I know that it takes all kinds and that goes double in the boss department, but my boss is really hard to take. He cuts you off in the middle of your sentence, his highest praise is "OK, you didn't screw that up too badly," and he's never satisfied with anything.

When you don't achieve 100 percent of your goal, he says, "someone's not making me happy today," as though the only reason to accomplish anything is to make him happy. When you talk to him, he doesn't listen. He's unbelievably rude to the employees, insulting people over nothing and making comments about them to other people.

In the middle of an important meeting with 10 staff members, he'll take a cell phone call and stay on it for 20 minutes while we all cool our heels, and it's not even necessarily a business call. I'm telling you, the guy is a royal pain. Can you share some words of wisdom for us and maybe even for him? I'm going to tack your column to the breakroom bulletin board and maybe he'll read it and back off a little.

Thanks, Martine

Dear Martine,

Let's be real with one another. Does the guy you're describing sound like the type who will stop at the breakroom bulletin board, look at a newspaper column posted there, read the whole thing, and say "Gee willikers, could I be engaging in any of these unfortunate leadership practices myself?"

We already now that your boss wouldn't do any of these things. He's not that type of cowboy. He does his own thing, tramples on people's egos for fun or because he couldn't care less about them, and most likely sleeps very soundly on his pillow at night all the same.

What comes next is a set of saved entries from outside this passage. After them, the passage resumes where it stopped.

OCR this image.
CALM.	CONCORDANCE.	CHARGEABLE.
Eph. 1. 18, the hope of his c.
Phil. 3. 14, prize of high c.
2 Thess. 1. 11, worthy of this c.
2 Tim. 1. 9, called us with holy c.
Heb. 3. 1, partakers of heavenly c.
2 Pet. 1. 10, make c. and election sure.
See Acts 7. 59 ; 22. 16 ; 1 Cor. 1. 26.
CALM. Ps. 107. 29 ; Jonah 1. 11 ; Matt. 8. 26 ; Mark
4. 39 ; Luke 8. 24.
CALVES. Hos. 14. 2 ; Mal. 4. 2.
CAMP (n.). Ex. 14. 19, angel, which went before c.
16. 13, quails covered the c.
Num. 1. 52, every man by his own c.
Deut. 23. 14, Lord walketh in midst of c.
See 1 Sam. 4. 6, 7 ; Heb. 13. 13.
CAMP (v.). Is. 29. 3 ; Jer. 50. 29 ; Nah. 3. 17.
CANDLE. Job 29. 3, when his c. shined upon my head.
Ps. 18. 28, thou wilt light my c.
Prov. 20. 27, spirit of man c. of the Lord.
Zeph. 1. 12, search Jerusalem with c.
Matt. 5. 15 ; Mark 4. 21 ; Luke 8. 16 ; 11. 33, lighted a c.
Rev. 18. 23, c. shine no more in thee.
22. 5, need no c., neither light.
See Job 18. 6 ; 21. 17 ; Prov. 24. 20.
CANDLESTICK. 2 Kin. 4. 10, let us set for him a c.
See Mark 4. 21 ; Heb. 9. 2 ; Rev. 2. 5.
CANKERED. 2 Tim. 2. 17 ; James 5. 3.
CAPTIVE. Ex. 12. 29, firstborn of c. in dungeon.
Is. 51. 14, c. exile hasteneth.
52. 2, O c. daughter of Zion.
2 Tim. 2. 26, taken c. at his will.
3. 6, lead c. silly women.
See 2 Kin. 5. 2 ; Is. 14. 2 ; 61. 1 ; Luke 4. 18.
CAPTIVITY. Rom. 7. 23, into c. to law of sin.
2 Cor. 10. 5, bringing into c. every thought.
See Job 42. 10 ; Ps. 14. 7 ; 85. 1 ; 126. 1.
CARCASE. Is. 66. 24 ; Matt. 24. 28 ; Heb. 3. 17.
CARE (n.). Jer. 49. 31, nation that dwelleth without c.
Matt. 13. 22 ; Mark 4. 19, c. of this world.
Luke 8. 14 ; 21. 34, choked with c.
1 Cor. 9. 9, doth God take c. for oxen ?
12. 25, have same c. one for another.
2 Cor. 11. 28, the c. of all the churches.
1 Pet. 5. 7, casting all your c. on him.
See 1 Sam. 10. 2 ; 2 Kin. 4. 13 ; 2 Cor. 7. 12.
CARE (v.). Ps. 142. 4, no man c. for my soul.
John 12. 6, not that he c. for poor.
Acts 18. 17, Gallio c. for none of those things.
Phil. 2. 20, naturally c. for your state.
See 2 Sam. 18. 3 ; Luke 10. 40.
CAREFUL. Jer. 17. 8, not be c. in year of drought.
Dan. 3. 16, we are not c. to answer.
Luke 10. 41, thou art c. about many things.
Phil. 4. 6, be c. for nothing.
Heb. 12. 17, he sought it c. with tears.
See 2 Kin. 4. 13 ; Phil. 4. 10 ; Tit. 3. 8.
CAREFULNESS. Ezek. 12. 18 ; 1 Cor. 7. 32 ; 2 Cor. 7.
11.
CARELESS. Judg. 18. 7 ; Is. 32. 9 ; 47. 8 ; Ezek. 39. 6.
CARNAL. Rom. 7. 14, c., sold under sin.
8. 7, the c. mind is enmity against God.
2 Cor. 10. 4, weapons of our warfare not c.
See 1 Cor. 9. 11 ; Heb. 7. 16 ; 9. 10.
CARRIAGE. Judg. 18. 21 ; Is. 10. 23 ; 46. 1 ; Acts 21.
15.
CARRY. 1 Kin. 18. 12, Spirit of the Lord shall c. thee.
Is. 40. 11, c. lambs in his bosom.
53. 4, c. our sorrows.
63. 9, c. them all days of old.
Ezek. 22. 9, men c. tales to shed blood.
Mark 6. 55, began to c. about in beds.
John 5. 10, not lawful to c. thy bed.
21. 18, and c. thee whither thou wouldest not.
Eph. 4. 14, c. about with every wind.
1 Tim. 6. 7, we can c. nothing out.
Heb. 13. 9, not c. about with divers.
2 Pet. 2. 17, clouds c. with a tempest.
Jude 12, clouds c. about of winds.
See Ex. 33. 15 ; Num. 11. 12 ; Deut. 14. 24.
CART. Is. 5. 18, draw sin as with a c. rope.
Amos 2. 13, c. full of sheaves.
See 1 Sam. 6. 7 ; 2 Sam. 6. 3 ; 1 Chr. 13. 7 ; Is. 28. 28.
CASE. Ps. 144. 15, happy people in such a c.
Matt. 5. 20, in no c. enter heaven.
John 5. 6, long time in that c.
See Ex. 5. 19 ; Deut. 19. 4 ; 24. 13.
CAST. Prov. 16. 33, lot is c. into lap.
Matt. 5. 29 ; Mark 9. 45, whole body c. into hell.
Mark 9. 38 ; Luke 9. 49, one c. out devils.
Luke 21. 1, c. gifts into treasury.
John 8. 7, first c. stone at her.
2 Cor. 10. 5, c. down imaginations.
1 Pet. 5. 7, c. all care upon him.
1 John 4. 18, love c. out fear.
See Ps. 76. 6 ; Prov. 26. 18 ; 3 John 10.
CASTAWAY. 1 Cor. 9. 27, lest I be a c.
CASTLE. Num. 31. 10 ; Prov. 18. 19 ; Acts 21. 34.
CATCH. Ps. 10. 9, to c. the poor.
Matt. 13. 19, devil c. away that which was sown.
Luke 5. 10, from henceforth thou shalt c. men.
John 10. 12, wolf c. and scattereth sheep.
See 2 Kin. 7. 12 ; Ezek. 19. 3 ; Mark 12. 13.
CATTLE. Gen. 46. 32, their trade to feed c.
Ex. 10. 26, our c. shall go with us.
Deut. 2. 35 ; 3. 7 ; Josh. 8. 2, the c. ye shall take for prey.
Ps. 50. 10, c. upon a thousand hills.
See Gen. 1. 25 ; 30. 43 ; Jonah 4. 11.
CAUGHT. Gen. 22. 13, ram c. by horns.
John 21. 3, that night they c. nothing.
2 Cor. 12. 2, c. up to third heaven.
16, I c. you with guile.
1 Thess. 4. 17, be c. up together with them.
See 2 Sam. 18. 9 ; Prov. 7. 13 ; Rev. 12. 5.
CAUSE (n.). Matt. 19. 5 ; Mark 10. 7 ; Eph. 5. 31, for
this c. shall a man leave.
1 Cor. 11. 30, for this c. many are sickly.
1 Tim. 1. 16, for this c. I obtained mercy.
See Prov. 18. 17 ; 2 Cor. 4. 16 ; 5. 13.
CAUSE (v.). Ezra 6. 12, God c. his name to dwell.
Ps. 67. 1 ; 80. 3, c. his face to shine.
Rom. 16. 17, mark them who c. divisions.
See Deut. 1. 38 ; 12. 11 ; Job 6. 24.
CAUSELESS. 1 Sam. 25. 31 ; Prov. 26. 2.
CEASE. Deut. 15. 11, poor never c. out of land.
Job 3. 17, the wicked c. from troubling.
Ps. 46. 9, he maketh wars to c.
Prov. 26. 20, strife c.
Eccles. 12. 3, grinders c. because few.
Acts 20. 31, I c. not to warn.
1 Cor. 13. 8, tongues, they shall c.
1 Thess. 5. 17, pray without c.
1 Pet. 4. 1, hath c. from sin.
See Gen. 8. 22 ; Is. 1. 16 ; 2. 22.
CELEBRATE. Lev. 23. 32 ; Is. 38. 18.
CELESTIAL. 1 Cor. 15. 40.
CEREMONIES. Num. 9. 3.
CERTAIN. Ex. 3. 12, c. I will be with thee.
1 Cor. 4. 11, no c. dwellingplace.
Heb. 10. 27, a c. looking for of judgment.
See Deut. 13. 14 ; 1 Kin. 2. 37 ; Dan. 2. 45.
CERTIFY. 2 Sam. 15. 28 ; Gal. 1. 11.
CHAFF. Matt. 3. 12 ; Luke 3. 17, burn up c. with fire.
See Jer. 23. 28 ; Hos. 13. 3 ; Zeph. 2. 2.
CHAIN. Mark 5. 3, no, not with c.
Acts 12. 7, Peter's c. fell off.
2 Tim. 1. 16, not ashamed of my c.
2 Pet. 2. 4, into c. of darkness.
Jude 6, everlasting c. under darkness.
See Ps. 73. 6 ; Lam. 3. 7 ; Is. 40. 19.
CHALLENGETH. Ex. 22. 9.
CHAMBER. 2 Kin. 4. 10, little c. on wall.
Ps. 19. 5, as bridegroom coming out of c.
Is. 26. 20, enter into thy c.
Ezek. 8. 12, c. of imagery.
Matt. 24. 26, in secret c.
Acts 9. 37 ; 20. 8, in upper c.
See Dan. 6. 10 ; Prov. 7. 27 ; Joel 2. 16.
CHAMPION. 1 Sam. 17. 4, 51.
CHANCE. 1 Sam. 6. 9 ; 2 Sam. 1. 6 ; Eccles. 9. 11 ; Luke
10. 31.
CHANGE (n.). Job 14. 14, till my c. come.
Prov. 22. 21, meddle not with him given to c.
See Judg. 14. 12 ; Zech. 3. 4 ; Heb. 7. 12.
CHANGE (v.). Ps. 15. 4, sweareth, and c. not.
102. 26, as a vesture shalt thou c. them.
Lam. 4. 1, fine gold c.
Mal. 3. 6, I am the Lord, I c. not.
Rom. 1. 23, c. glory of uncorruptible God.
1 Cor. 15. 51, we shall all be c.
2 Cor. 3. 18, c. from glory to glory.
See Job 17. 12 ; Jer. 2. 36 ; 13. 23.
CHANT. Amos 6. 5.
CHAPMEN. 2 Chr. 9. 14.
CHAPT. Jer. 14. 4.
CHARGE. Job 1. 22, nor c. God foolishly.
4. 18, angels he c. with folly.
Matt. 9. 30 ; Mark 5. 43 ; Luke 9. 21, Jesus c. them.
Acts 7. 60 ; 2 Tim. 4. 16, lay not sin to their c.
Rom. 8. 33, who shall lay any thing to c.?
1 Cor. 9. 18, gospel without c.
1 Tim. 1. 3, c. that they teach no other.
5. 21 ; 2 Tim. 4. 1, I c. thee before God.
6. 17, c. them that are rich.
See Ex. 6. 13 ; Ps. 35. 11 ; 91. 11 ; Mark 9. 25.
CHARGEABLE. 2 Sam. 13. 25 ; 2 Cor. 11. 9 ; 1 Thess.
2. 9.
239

This column isn't for him, Martine -- it's for you. What is it that keeps you there working for Mr. Toad, day after day? Do you believe that this kind of boss-team member relationship is the best you can aspire to?

You and your co-workers are living in fear of this guy, instead of staying in your power and either backing him off or going to work somewhere else.

People like the Pig Man can only exist because other people (no offense Martine, but I'm including people like you and your teammates) allow them to. What if the whole crew up and quit one day -- how would he run his business then?

The universe wants you to take control of the situation and of your career, Martine, and so do I. That might mean putting your foot down one day, and saying "Stan, I treat you with respect and I expect the same from you." It might mean bailing, bolting, getting out of Dodge, or fleeing like the flea who found the flaw in the flue.

Either way, you're entitled to a better standard of living on the job. I believe you are -- do you?

Best, Liz

Dear Liz,

When I read Martine's post I felt her pain, because I can totally relate -- I'm in the same situation.

Liz, no offense, but while I appreciated your "you're better than that" and "he gets away with it because you allow it" pep talk, it's just not realistic, as far as I'm concerned. Up and quit? Are you kidding? In this economy? Try to find a different job? Um... that's all I've been doing. Me
and thousands of others -- all competing for the same jobs out there. Can you give more substantial feedback on ways to get through the day with a Mr. Nasty without jumping off the ledge?

Yours,

Jane

Dear Jane,

As long as you tell yourself "this situation is bigger than I am" you will stay a victim and your circumstances won't change. Our two choices in a situation like Martine's are to take action, or to go underground and pretend to be someone else, concocting reasons to live our lives in fear and anxiety. There will come a moment when you decide that you don't have to take abuse anymore, and you'll act. Until then, I encourage you to stop listening to the messages
and drinking the Kool-Aid that says "There aren't any jobs." There are millions of jobs open, and people (including our members) are getting good jobs every day. There's no reason to stay in an abusive work situation unless you choose to do that.